Note that this instrument has been decomissioned and replaced with a new one.
Lidars are capable of measuring a variety of atmospheric properties as a function of height or range on a continuous or semi-continuous basis. Commonly measured quantities include temperature, water vapour content and aerosols. Continuous measurements give lidars an important advantage over radiosondes (weather balloons), which provide information only as often as they are launched, which is typically at intervals of several hours. This is of benefit in several fields, including meteorology and radiowave propagation research.
The ground-based Raman lidar system at Chilbolton measures elastic backscattering and water vapour profiles in the troposphere. The lidar transmits an expanded beam vertically into the atmosphere from a high power Nd:YAG pulse laser operating at 355 nm. The lidar measures how much the laser radiation is scattered by the molecules in the atmosphere, as a function of height. The beam is scattered both elastically (at the same wavelength) and inelastically (at a changed wavelength). Inelastic scattering occurs via the process of Raman scattering.
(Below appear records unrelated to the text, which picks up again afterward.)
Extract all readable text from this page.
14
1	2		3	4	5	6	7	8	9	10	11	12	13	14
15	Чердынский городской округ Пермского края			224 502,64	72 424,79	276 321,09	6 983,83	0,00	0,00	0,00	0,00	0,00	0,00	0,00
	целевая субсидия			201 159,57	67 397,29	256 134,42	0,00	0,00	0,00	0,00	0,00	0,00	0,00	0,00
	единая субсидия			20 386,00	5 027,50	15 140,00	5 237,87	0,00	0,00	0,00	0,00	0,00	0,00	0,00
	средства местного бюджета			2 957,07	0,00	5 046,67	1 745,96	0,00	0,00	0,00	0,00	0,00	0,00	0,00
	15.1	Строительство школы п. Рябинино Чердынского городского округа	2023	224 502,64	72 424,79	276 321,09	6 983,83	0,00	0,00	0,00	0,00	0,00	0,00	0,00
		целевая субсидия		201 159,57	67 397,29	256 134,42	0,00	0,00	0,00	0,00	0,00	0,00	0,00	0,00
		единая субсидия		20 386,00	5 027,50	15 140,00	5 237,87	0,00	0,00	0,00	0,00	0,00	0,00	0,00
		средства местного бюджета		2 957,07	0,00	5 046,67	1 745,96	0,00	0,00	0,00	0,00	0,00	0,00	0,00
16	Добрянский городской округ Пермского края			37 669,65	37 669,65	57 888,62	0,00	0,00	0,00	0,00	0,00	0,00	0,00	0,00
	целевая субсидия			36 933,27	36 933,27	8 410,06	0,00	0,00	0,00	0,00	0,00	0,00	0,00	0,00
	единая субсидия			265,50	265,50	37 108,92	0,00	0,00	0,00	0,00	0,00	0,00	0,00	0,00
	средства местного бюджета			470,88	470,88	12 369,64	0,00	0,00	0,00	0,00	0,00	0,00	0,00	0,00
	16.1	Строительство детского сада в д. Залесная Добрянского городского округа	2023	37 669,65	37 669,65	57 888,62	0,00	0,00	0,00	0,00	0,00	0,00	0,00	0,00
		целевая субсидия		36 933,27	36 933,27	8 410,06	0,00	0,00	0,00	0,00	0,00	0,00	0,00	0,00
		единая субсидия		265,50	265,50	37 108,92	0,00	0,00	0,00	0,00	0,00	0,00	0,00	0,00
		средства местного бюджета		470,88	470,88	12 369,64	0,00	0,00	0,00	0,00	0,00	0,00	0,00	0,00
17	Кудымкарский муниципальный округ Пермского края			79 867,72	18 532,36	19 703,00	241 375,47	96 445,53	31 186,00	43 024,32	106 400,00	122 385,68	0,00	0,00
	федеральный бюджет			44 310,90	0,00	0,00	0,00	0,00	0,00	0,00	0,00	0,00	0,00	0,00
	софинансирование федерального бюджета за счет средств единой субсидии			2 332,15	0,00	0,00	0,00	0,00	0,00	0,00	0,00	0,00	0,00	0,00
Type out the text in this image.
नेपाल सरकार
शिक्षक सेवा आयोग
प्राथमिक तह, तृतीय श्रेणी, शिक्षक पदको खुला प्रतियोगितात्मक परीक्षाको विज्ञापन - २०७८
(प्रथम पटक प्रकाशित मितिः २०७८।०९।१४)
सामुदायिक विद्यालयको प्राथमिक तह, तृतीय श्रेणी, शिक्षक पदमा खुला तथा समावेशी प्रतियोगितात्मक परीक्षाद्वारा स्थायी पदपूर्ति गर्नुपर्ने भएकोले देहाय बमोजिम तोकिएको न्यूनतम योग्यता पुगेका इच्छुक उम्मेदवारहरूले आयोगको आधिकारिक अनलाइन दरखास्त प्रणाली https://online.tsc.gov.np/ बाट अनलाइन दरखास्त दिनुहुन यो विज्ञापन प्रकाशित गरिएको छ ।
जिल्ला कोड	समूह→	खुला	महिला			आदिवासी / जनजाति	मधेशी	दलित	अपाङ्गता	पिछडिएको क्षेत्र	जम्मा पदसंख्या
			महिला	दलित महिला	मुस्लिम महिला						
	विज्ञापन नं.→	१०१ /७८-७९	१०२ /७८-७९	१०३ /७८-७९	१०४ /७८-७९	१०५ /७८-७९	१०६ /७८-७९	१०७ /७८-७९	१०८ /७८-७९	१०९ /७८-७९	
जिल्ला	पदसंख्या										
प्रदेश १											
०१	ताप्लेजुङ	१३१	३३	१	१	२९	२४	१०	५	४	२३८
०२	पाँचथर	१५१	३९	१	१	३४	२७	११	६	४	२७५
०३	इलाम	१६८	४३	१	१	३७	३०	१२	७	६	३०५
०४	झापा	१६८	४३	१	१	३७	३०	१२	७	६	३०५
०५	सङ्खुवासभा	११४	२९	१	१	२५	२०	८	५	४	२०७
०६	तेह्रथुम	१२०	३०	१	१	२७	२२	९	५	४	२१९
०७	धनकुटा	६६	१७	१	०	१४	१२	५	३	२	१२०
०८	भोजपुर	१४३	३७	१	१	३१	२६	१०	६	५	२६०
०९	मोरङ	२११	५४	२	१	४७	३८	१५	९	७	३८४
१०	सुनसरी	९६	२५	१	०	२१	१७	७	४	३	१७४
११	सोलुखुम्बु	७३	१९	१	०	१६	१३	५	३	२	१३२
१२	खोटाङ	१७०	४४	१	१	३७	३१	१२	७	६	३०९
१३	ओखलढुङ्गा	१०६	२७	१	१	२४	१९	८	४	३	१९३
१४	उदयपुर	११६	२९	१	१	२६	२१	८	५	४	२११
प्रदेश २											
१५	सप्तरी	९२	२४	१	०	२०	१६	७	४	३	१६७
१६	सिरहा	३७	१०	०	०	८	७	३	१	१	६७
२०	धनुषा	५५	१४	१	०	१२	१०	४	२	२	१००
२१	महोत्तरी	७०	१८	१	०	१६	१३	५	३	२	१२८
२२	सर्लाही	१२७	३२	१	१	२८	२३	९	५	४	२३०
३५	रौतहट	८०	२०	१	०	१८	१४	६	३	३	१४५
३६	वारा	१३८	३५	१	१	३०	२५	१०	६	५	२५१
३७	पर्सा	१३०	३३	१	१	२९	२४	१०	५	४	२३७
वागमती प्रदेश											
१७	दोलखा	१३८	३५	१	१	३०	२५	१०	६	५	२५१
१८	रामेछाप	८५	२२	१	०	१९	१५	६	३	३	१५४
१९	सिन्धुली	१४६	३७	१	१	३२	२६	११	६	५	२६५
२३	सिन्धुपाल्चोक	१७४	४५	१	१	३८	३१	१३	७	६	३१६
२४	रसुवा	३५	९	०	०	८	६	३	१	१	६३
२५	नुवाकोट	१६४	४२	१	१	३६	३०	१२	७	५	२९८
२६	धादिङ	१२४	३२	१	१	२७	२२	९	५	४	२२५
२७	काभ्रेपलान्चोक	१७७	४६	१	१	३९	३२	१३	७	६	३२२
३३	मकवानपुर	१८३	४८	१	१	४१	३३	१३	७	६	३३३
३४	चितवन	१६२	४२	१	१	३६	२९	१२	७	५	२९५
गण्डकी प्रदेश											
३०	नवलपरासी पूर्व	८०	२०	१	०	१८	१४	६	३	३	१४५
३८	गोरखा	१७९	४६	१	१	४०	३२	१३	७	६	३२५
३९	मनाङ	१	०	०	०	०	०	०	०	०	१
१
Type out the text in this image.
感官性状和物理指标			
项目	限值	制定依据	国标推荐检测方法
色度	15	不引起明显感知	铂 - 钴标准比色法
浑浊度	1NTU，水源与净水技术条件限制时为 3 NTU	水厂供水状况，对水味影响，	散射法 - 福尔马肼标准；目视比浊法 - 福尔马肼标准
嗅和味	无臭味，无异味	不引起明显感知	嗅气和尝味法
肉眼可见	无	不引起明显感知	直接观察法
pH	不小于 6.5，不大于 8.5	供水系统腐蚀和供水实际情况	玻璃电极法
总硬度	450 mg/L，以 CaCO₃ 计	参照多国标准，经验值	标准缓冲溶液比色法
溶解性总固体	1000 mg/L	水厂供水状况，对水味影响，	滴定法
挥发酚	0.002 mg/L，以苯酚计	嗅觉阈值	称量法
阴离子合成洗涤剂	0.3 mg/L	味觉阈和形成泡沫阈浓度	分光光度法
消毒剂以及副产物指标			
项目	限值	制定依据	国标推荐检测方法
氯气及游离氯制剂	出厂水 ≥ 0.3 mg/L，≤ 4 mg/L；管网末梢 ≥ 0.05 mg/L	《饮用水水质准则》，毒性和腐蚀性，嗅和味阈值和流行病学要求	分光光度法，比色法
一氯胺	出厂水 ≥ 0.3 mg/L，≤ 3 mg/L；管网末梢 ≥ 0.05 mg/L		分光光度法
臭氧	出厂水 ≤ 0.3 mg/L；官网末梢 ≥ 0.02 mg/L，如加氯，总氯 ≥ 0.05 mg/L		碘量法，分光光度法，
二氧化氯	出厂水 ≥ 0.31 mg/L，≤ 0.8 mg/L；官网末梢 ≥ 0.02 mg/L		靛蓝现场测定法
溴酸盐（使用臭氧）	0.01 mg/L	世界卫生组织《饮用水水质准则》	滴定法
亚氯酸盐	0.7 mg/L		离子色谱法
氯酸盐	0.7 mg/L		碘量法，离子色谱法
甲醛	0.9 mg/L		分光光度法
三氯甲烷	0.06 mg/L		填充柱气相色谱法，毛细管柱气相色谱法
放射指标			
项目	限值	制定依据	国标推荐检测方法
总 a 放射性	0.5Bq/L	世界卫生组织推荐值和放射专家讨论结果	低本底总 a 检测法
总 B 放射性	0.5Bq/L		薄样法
The elastic scattering measurements give information on clouds and aerosols. The Raman scattering measurements are used to determine water vapour and temperature profiles. The high power of the laser makes water vapour and temperature measurements possible during daylight. This is often difficult as the Raman scattering signals are relatively weak compared with those from elastic and without a high power laser they will be too small to detect above solar radiation.
Atmospheric conditions,
particularly in the lower part of the troposphere, affect its
refractivity, which in turn determines the extent to which radiowaves
deviate from a straight path. This is an important effect in radiocommunications.